2008 Canadian federal election
| Party | Candidate | Votes | % | ±% |
|  | Liberal | Bob Rae | 27,577 | 53.6% | -5.6% |
|  | Conservative | David Gentili | 9,405 | 18.3% | +5.8% |
|  | New Democratic | El-Farouk Khaki | 7,744 | 15.1% | +1.3% |
|  | Green | Ellen Michelson | 6,081 | 11.8% | -1.8% |
|  | Communist | Johan Boyden | 193 | 0.4% | +0.2%** |
|  | Animal Alliance | Liz White | 187 | 0.4% | -0.1% |
|  | Independent | Gerald Derome | 155 | 0.3% | n/a |
|  | Marxist–Leninist | Philip Fernandez | 92 | 0.2% | +0.09%** |  |
| Total valid votes |  |  | 51,434 |
| Total rejected ballots |  |  | – |
| Turnout |  |  | – | 59.2% |

==Awards==
Khaki was honoured at the 2006 Pride Week gala for his role in promoting queer Muslim awareness through Salaam. Reverend Brent Hawkes of the Toronto Metropolitan Community Church said of Khaki and the group, "I think Salaam is very important, both locally and internationally, in terms of creating a safe place for people of Muslim tradition to be able to come together both socially and spiritually". Of Khaki's role, he said "The work that El-Farouk has done is to help to make sure there is an option there."

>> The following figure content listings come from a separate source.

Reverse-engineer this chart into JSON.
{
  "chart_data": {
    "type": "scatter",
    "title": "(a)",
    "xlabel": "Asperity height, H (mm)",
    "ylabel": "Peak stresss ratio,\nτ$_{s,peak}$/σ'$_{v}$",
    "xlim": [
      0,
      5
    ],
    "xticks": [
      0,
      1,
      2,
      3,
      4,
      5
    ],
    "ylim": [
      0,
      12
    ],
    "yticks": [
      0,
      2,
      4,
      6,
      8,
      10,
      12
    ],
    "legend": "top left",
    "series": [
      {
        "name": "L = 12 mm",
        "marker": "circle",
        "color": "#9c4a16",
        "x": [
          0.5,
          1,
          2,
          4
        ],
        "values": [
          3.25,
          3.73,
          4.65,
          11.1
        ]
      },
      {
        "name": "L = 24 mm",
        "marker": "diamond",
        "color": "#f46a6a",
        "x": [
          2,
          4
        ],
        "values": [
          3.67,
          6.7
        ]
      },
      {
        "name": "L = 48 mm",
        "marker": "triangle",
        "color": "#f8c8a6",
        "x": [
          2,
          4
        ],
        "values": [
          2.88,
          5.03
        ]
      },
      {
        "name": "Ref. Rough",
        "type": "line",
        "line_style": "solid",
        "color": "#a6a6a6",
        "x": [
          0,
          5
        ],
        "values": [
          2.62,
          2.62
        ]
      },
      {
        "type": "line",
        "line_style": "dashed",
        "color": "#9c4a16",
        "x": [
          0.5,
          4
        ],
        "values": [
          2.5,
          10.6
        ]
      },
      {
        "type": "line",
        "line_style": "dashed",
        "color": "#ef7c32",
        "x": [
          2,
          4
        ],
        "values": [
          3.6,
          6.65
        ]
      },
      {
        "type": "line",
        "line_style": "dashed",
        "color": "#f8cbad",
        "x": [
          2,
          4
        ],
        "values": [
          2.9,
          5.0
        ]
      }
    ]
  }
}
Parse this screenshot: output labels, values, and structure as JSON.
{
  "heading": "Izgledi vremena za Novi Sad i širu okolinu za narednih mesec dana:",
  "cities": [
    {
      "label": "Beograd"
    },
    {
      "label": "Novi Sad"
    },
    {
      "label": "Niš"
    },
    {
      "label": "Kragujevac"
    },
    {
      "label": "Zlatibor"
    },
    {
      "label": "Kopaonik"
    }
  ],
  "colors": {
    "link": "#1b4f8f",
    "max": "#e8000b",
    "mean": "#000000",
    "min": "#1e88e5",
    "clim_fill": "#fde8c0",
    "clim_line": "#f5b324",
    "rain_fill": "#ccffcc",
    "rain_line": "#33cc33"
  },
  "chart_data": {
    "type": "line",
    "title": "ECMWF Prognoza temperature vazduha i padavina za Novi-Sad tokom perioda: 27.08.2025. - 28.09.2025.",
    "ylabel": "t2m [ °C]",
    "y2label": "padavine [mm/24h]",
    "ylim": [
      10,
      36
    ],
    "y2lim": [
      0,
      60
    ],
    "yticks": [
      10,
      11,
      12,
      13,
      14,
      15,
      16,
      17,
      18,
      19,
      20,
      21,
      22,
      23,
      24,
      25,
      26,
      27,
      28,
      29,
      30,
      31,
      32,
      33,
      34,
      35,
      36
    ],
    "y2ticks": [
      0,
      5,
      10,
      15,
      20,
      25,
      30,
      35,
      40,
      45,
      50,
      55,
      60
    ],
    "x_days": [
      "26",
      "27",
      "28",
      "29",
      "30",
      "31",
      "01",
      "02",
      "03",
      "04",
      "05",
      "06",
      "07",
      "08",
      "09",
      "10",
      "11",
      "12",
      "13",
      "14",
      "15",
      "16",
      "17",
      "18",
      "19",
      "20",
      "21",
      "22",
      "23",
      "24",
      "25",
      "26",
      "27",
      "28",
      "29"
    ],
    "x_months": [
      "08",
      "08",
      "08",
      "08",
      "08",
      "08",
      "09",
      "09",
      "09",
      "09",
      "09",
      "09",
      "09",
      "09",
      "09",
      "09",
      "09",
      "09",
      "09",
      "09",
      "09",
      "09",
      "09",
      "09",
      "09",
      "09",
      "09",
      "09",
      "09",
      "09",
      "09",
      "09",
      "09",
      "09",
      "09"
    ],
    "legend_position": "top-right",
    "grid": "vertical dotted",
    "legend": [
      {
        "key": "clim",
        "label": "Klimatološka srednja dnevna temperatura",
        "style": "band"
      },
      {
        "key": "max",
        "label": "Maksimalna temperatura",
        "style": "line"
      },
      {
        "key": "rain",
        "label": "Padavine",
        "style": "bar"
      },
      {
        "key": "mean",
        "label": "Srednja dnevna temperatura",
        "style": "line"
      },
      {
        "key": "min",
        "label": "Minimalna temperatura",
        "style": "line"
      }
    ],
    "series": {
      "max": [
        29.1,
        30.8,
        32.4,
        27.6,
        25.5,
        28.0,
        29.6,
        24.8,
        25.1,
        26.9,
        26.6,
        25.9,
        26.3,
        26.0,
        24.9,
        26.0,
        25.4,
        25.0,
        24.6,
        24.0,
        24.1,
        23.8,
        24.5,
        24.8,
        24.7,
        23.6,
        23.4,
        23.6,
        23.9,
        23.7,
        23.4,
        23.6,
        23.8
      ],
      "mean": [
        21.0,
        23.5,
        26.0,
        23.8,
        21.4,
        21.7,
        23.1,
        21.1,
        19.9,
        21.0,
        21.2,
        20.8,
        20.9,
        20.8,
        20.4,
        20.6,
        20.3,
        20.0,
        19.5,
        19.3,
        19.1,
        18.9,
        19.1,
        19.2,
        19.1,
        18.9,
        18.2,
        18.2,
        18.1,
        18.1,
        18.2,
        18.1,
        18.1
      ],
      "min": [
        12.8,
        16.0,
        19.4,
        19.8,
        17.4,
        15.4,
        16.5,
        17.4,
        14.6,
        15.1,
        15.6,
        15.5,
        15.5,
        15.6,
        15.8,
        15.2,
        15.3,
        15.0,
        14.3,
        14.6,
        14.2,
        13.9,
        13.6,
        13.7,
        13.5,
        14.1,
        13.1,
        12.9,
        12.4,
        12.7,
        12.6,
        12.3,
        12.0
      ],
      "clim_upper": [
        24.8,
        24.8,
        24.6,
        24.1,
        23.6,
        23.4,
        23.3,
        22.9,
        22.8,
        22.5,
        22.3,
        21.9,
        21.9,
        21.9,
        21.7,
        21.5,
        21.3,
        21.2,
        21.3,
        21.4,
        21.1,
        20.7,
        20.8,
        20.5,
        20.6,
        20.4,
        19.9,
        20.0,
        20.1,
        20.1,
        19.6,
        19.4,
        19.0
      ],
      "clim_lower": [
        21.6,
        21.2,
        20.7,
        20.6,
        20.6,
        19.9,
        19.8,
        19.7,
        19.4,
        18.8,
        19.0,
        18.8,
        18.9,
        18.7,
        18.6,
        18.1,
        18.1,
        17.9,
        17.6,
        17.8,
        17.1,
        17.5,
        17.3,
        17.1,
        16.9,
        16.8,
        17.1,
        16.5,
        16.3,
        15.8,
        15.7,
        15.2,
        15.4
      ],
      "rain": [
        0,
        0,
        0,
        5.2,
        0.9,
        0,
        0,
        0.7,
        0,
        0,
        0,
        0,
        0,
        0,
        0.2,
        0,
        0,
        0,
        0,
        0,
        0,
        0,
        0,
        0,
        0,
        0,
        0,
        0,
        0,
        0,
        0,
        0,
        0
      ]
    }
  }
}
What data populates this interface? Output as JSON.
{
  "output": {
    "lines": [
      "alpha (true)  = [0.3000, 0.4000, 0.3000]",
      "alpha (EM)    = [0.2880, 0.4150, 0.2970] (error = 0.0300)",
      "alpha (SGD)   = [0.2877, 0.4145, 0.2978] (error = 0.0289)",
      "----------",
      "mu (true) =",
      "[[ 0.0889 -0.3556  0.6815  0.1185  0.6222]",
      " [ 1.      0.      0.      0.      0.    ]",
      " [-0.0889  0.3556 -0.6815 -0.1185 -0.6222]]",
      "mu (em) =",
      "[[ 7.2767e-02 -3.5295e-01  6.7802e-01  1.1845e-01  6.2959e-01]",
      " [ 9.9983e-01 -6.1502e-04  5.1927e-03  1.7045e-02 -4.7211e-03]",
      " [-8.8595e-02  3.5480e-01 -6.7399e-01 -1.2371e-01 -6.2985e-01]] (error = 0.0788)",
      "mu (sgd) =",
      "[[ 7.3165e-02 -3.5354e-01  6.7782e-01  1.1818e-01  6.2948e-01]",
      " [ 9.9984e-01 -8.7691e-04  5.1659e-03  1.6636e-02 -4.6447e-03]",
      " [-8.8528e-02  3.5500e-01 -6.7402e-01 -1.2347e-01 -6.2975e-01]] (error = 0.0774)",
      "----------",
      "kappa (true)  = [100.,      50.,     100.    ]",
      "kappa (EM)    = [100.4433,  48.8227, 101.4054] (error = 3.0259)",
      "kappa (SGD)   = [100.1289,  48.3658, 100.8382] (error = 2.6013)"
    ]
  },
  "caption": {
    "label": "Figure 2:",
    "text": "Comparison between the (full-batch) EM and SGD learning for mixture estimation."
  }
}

In spring 2007, Khaki received the Steinert and Ferreiro Award from the Lesbian and Gay Community Appeal Foundation for his "major role in paving the way in Canada for refugee protection on the grounds of sexual orientation and gender", and because he "broke ground" in his work on gender equality in the Muslim community. The previous summer, Pride Toronto, one of the world's largest gay-pride festivals, recognized his work building tolerance and inclusiveness in the Muslim community with the 2006 Pride Award for Excellence in Spirituality. Also in 2007, Khaki was honoured with the Canadian Bar Association's Sexual Orientation and Gender Identity Conference Hero Award for contributions made in the area of equality for lesbian, gay, bisexual, and transgender people for his work with refugees who are sexual minorities or suffering from HIV.

==Media mentions==
"21 LGBT Muslims Who Are Changing the World." The Advocate. December 20, 2016. Web.